Lanjutnya, umumnya kejadian dugong terdampar hanya terjadi masing-masing sekali per lokasi (pada tingkat kabupaten), kecuali di Kepulauan Selayar (3 kasus), serta masing-masing 2 kasus di Kabupaten Minahasa Selatan, Tanjung Benoa Kabupaten Badung dan Kabupaten Bintan.
Dalam konteks sebaran temporal, diketahui bahwa kejadiannya hampir terjadi sepanjang tahun, kecuali pada bulan Juni dan Juli. Kejadiannya fluktuatif dengan jumlah kasus berkisar antara 1 – 6 kasus per bulan.
baca juga : Dugong Mati Terdampar di Polewali Mandar, Perlunya Dorongan Penelitian
Frekuensi kejadian tertinggi dicatat pada bulan Januari (6 kasus), Februari (5 kasus), Desember dan November 4 kasus, Mei dan Oktober 3 kasus, April dan September 2 kasus, serta bulan Maret dan Agustus masing-masing 1 kasus.

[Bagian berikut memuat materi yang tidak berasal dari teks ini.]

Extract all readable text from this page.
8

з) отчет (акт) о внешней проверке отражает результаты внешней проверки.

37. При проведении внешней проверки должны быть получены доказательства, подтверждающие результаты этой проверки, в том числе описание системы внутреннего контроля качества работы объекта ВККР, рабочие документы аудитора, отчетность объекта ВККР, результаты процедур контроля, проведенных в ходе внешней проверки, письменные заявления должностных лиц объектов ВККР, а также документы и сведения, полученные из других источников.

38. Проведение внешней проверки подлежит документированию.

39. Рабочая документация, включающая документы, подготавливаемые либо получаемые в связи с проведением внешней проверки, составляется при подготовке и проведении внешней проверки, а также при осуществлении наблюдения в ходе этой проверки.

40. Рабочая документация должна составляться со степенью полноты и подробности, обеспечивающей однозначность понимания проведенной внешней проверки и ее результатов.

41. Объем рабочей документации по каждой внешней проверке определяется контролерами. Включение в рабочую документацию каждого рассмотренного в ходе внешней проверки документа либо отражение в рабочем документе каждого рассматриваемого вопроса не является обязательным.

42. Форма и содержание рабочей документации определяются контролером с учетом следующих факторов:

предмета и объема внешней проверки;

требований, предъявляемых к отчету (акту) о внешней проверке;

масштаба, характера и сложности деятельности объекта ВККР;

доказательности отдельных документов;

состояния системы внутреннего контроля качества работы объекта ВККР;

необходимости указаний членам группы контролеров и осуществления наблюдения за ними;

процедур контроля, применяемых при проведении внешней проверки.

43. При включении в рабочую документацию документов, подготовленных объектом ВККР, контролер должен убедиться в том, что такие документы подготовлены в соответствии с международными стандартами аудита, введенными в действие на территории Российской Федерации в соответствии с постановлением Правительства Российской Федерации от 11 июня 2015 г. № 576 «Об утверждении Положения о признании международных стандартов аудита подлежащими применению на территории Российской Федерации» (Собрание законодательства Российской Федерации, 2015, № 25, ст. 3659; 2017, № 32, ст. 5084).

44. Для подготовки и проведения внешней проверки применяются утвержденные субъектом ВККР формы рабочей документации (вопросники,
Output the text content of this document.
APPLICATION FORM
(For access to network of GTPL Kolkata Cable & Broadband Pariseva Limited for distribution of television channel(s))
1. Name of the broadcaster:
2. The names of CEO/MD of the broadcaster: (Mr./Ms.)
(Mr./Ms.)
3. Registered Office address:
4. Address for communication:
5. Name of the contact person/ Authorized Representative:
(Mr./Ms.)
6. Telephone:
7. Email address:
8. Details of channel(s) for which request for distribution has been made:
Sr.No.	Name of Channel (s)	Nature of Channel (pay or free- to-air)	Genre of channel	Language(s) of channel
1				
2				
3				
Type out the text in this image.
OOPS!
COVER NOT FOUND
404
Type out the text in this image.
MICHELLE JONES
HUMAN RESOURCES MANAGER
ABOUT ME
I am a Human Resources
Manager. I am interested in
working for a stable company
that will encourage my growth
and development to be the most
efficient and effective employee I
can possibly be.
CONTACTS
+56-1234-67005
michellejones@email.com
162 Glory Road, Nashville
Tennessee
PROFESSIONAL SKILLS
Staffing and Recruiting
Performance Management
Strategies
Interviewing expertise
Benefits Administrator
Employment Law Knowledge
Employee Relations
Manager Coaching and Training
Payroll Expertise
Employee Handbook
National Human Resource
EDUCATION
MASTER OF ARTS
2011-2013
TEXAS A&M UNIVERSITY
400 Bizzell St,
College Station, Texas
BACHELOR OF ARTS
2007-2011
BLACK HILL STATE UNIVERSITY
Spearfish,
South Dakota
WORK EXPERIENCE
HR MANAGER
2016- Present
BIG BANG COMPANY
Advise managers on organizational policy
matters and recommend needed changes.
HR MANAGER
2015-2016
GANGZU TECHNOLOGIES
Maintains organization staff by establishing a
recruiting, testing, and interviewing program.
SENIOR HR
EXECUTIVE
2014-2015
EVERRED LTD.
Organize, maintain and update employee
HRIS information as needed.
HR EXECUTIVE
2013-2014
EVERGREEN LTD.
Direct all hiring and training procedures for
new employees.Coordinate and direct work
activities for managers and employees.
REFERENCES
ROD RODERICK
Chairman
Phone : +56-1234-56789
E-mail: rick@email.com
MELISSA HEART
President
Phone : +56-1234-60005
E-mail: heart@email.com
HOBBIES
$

“Ketika periode waktu dipartisi berdasarkan musim, frekuensi kejadian dugong terdampar lebih banyak terjadi pada periode musim angin barat antara bulan Oktober sampai Maret (23 kasus) dibandingkan saat musim angin timur antara bulan April hingga September (8 kasus),” ungkapnya.